FRANKFURT (Reuters) - Euro zone banks have raised, not cut, the rates at which they lend to each other since the European Central Bank cut its own rates earlier this month, which negates part of the ECB’s stimulus effort.
The increase in some key inter-bank lending rates, while small, may force the ECB to rethink some components of its stimulus package to ensure households and companies don’t end up footing the bill, bankers warned.
The ECB announced new bond purchases on Sept. 12 and increased its charge on bank deposits to -0.5% in an effort to shield the euro zone from a global economic slowdown via a weaker euro and lower borrowing costs.
But it also granted an exemption from that charge on any deposit exceeding six times a bank’s mandatory reserves through a so-called tiered rate on deposits.
That has resulted in banks raising the rate at which they lend to each other over several months, anticipating that some cash will be withdrawn from the market and parked at the ECB when the new rate takes effect Oct. 30.
If this persists, the ECB may have to reduce the amount of reserves subject to the exemption to prevent a rise in borrowing costs in the economy, particularly in countries where cash is less abundant, like Italy.
“The tiering system is having unintended consequences and the ECB may need to lower the multiplier by the end of the year,” one bank treasurer said.
The rate at which euro zone banks lend to each other against collateral for three months EUR3MRP= was -0.45% on Monday, compared with -0.50% the day before the ECB cut rates on Sept. 12, Refinitiv data showed.
And the rate applied on repurchase agreements in Italy, the only large country where banks have room to increase their central bank reserves free of charge, was even higher.
Rates on unsecured loans longer than a month, which are used to price some mortgages and derivative contracts, have also risen, as have yields on Italian bonds with a two-year maturity.
“So far, the market developments have not been encouraging ... especially in Italy, which was probably not the intention of the ECB when cutting the deposit rate,” said Gilles Moec, chief economist of French insurer AXA.
Tiering the deposit rate was always going to be risky business for the ECB, because of internal imbalances in the euro zone and banks’ lingering reluctance to lend to each other across borders since the euro zone debt crisis of 2011-12.
German, French and Dutch banks are coping with excess cash, while lenders in Italy, Portugal and Greece still borrow more from the ECB than they deposit there.
Italian banks, for example, have capacity to deposit an additional 30 billion euros in excess reserves at the ECB at no cost. Doing so by withdrawing cash from the inter-bank lending market or borrowing more from their peers would drive up rates in the country.
But the ECB still has a weapon in its armory: its next Targeted Long-Term Refinancing Operation (TLTRO III), essentially an auction of cheap multi-year credit, in December.
Pictet estimates that Italian banks could borrow 55 billion to 64 billion euros in new TLTRO loans after repaying existing loans.

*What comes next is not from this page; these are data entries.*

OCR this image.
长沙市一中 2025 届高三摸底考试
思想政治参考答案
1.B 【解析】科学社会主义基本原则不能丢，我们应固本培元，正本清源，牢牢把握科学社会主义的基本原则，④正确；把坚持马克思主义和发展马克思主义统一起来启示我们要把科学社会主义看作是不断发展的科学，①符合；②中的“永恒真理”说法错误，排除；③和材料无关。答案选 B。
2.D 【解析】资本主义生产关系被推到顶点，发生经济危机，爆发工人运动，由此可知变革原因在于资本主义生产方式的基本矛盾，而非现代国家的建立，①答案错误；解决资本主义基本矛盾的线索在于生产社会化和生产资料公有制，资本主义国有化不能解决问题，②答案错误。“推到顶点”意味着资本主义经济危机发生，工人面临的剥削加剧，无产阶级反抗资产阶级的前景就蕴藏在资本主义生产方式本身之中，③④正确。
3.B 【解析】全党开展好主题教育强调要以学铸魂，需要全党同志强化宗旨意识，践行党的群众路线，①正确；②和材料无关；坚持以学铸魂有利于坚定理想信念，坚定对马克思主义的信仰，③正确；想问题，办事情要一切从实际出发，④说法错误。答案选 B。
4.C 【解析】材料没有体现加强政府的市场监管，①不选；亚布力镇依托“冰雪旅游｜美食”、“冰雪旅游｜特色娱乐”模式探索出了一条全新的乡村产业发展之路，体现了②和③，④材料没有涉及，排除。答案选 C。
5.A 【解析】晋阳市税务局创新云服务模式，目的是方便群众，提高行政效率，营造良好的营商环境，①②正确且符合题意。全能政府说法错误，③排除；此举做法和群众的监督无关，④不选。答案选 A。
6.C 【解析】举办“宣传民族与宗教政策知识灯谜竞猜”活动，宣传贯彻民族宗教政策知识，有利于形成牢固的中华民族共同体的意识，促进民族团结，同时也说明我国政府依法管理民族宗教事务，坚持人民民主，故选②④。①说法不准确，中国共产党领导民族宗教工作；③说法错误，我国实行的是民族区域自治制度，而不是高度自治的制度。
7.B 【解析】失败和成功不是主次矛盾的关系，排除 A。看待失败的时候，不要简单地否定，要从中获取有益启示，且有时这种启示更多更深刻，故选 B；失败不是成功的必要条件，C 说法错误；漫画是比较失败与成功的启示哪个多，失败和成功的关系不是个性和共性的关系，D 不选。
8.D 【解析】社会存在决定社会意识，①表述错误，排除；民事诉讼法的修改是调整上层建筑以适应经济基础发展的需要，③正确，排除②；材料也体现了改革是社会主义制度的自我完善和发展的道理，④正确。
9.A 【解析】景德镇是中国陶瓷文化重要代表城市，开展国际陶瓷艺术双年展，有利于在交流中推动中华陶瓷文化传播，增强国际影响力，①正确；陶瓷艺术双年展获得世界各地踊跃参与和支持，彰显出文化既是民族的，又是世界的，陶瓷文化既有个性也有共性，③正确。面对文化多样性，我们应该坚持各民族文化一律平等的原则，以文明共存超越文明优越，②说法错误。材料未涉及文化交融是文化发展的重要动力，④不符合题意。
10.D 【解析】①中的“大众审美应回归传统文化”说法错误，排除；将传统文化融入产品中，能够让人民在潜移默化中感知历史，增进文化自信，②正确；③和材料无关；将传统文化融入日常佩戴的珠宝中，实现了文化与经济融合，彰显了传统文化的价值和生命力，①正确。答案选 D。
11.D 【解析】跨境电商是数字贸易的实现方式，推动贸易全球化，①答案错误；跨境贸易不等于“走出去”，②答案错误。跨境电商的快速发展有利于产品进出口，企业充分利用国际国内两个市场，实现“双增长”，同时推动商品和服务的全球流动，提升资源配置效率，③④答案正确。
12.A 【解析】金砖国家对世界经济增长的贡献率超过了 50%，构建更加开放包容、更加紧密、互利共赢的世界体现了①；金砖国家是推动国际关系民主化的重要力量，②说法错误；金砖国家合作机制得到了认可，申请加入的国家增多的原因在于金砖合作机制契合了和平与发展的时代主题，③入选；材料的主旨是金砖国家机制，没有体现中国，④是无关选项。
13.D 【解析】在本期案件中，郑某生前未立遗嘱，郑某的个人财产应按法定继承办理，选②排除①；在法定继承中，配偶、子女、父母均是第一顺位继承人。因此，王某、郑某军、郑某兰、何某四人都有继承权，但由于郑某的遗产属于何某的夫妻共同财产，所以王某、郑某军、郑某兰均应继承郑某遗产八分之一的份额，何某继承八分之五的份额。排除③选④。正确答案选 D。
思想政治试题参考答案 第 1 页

This would allow banks that increase lending to the economy to take cash at -0.5% and then deposit at the ECB for free - earning a fast return without draining the money market in the process.
“I think this situation could improve and rates move back down in December when Italian banks can get cheap funds at the second TLTRO III auction,” another treasurer said.
This was far from certain, however, as dismal take-up at last week’s TLTRO auction showed.
Banks have until June to roll over their maturing TLTRO loans into new ones.
“Some will want to wait until June,” the first treasurer said.